保存会の準備と苦労

保存会の準備と苦労
ほぞんかいのじゅんびとくろう

一般の人は、「送り火保存会の人たちは、夏場だけが忙しく、冬場は何もしない」と思っていることでしょう。ところが、冬場にも送り火のための仕事はちゃんとあるのです。

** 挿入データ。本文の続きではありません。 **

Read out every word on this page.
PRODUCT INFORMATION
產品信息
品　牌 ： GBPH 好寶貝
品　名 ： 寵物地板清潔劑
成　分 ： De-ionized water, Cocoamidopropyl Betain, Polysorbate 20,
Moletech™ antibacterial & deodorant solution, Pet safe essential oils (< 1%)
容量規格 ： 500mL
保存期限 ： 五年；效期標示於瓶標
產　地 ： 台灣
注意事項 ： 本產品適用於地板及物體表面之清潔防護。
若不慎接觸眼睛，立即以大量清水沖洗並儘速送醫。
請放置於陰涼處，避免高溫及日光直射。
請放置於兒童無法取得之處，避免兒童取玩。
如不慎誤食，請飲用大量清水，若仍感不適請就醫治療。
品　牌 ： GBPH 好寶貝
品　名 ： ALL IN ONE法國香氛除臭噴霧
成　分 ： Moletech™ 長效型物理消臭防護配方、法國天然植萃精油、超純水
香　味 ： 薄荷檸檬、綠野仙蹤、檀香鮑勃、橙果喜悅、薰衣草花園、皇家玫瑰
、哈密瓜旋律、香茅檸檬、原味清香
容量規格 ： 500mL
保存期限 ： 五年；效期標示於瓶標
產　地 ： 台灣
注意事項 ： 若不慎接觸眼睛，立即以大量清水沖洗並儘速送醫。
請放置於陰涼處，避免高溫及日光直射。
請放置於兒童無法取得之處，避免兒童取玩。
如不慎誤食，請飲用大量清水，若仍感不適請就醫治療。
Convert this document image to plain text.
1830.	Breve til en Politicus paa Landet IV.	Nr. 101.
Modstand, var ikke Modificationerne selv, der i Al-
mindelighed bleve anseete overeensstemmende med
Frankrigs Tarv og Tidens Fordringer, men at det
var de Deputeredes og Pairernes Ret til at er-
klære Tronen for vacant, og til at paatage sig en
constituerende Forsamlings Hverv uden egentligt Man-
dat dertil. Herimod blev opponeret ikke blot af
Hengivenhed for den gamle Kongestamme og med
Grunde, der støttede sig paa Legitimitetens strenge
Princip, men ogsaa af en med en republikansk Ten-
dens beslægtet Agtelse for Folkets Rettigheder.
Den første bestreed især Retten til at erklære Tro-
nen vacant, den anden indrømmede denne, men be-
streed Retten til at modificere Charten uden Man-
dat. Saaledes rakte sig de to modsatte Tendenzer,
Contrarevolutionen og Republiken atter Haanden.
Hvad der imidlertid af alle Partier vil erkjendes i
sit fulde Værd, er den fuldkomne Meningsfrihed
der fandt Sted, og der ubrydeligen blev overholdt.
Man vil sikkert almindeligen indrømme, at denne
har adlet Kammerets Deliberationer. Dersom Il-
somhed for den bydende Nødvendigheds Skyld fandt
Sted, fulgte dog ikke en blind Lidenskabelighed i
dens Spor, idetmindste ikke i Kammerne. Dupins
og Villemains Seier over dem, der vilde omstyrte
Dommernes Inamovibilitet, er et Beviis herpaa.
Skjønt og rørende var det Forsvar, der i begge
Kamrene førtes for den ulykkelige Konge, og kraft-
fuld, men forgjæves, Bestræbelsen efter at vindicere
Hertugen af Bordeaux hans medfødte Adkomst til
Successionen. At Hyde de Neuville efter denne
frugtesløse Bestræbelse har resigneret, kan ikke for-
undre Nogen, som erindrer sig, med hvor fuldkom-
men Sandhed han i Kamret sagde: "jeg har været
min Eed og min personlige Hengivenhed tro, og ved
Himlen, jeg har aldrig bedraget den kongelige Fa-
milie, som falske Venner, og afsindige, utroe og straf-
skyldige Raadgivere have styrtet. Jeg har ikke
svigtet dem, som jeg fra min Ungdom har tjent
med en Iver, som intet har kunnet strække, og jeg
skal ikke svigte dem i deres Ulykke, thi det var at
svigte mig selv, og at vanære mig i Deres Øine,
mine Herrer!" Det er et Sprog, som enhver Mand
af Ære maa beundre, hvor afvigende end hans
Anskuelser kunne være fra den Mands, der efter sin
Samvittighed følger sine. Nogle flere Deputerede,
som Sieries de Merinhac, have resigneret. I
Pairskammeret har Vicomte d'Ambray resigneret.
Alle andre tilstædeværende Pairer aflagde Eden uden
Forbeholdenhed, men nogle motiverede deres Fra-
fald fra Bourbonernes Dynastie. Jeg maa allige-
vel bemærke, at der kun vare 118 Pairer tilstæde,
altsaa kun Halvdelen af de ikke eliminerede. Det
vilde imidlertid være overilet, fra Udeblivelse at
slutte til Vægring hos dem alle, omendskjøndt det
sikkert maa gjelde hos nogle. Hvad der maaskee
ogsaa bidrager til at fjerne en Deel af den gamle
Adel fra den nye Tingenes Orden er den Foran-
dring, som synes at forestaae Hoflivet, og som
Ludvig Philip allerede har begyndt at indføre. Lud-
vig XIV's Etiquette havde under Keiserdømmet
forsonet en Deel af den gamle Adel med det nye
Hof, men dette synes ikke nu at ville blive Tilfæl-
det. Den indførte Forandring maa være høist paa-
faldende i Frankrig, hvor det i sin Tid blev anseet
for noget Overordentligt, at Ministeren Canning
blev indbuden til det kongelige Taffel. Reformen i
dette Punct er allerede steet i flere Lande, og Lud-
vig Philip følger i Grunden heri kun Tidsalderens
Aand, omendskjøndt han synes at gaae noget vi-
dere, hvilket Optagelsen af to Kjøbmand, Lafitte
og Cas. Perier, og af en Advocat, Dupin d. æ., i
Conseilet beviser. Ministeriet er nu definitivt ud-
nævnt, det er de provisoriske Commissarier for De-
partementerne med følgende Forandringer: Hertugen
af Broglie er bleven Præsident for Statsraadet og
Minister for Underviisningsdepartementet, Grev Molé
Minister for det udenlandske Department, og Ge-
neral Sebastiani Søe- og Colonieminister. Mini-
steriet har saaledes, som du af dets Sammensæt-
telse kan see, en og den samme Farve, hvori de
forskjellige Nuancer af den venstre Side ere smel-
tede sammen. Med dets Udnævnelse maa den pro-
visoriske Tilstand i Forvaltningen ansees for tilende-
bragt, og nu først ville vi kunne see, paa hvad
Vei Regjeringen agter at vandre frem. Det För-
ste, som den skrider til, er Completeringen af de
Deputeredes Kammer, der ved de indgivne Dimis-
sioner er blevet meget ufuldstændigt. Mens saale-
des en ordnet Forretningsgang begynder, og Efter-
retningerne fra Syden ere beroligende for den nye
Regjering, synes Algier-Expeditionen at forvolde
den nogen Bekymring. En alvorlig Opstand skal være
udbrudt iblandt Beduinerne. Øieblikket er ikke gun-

送り火が終わった次の日から、もう来年の送り火の準備が始まっていると言っても良いかも知れません。送り火の準備は1年仕事です。中でも、重要なウエイトを占めるのが、点火資材である松割木(まつわりき)や松明(たいまつ)にする「赤松」の確保。これら送り火に用いる木はどんな木でも良いというわけではなく、「赤松」が一番と言われています。同じ松でも「黒松」では油分が少なく、燃えにくいのです。「杉」では火の勢いが強すぎて、山火事を引き起こす危険があり、適度な油を含む「赤松」が松明として最適とされています。しかし、この赤松も切ってから直ぐに使うのでは水分が多いため、冬場には伐採して、空気の乾燥した冬に充分乾燥させておかなくてはなりません。

最近では松喰虫による被害で赤松も入手が困難となり、赤松の植樹を始めた保存会もあるようです。このように、保存会の1年は赤松を育てたり、探したり、伐採したり、乾燥させたりで忙しい日々を送るのです。